Although hampered by injuries, Trombi played a key role in that success, making his mark on the WPI record book, particularly in the takedown category. Three times he cracked the top five in single-season takedowns, including the second most (71) during his junior season. His career total of 215 takedowns are an eye-popping 60 more than the next highest mark in program history. He ended his career with an impressive 41-9-1 record with six wins by pin. In the history of WPI wrestling, 30 athletes have won a total of 37 New England championships. Trombi is the only one to claim the Tournament Most Outstanding Wrestler award.

“The influence on my life is pervasive,” Trombi says of his WPI wrestling days.

Like so many of his teammates, Trombi parlayed the discipline and dedication of wrestling at the championship level into professional success. With a degree in civil engineering from WPI, he went on to work for the largest heavy highway general contractor in the country on major projects—including Boston’s Big Dig—in five different cities over 11 years. He currently works in sales for a rebar fabricator, a position that also gave him the opportunity to be part of the WPI wrestling coaching staff.

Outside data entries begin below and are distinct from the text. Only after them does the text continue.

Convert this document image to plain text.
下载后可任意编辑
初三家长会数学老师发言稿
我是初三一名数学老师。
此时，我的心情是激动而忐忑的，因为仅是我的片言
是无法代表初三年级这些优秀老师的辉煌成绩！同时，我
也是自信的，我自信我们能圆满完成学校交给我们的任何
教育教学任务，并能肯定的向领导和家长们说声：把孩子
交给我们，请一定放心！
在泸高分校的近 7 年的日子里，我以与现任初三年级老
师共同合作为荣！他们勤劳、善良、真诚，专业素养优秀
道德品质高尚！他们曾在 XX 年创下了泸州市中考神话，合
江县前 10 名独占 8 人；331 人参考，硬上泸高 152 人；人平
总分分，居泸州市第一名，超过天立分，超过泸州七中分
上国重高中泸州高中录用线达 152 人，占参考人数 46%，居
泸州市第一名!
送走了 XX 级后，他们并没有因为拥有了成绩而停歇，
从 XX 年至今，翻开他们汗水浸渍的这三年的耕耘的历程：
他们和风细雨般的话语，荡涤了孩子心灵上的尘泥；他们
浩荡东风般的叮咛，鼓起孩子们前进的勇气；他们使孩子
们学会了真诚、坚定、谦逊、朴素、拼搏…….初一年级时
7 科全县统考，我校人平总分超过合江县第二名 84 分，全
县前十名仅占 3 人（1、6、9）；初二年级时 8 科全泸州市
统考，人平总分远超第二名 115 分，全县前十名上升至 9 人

Trombi is eager to involve more alumni in the wrestling program and create the same family atmosphere he enjoyed.

“We want to bring alumni back to things they loved about the wrestling program and duplicate that for the students here now.”

The Grebinar Wrestling Endowment Program

This new fund, named for former wrestling Head Coach Phil Grebinar, was launched at a special celebration on Oct. 2, during Homecoming Weekend 2010. The fund will support the annual operating expenses for the wrestling team, important renovations to the wrestling practice room, and other wrestling program priorities. A committee of alumni representing wrestling teams from the last 30 years is reaching out to fellow team members, team managers, and other wrestling family members with the aim of achieving 100 percent participation in the fund.